Der Güterbahnverkehr spielt in den USA und Kanada eine wesentlich größere Rolle als beispielsweise in Deutschland. In 2019 wurden laut US-Eisenbahngesellschaft AAR rund 1,5 Milliarden Tonnen Fracht auf der Schiene bewegt. Im Vergleich dazu transportierte die Deutsche Bahn AG 2019 rund 231,95 Millionen Tonnen Fracht. Die Eisenbahnstrecken befinden sich in Nordamerika in Privatbesitz. Bekannte, börsennotierte Unternehmen sind z.B. Union Pacific oder Canadian National Railway. Eisenbahnschwellen aus Holz haben sich aufgrund des günstigen Preises, einer hohen Elastizität und schnellem Austausch gegenüber Beton und Kunststoff durchgesetzt. Das Management schätzt, dass jedes Jahr etwa 1,5 % bis 3,0 % aller Schwellen an aktiven Eisenbahnstrecken ersetzt werden müssen.

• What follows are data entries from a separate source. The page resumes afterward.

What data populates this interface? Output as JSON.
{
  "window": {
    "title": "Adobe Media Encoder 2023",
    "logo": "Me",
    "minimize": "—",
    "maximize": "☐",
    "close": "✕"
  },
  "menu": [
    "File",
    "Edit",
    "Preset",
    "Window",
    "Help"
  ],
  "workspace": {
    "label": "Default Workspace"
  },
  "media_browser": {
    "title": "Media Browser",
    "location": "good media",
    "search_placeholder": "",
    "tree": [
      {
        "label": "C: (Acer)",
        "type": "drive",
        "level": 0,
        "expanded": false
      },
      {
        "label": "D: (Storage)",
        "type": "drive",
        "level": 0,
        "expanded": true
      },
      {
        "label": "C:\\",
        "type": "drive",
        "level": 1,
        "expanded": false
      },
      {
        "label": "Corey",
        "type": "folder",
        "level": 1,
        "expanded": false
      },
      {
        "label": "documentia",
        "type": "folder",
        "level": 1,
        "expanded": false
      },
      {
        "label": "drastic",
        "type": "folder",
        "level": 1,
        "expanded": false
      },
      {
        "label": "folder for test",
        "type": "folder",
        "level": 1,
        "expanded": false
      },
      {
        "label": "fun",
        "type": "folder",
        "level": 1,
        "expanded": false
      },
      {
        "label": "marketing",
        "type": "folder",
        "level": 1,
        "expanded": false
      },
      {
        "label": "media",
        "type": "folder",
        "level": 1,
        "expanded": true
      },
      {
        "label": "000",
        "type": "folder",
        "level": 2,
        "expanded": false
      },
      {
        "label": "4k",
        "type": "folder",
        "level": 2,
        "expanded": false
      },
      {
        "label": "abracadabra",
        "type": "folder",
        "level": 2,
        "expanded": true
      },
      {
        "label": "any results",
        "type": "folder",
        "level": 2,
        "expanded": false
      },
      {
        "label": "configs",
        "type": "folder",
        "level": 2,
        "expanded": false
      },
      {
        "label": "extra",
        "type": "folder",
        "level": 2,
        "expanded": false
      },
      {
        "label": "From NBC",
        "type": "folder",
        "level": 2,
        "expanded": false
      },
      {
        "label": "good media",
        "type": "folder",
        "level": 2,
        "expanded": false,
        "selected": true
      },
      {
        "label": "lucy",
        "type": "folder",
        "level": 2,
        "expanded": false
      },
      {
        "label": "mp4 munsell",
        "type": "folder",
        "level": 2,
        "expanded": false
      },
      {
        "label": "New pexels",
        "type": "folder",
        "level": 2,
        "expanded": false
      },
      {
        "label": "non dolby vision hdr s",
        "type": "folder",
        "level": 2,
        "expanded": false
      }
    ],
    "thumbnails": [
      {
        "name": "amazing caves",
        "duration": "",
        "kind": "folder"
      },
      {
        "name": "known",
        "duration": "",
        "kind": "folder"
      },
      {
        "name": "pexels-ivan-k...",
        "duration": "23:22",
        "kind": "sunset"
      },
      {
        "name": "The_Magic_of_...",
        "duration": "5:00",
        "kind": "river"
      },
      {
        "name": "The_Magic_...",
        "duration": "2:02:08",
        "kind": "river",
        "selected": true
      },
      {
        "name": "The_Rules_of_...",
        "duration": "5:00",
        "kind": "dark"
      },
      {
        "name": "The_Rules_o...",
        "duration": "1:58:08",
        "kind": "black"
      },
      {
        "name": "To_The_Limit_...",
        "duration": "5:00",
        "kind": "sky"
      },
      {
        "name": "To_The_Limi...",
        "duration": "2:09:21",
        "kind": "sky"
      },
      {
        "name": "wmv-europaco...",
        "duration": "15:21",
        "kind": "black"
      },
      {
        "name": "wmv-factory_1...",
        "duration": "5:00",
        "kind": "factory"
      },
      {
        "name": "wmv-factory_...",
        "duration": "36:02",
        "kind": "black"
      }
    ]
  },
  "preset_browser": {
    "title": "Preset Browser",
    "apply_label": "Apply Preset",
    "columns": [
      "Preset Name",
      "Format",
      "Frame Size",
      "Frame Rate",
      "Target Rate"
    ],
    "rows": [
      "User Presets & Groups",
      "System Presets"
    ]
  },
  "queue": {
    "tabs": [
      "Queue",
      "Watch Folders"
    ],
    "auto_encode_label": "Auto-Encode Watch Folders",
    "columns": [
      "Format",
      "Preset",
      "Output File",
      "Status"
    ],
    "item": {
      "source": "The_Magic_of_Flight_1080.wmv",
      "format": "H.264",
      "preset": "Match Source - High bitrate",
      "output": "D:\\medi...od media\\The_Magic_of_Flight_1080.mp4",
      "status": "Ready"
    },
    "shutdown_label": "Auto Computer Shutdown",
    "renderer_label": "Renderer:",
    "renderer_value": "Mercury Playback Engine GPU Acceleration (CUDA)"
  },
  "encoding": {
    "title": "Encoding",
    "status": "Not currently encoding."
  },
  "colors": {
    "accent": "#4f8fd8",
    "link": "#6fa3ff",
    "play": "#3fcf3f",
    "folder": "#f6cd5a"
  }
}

Mit der Belieferung von Stromversorgungs- und Telekommunikationsunternehmen mit Versorgungsmasten sowie der Herstellung von Bauholz werden weitere grundlegende menschliche Bedürfnisse sichergestellt. Masten aus behandeltem Holz sind langlebig (40 bis 50 Jahre) und relativ günstig in der Anschaffung, Installation und Wartung.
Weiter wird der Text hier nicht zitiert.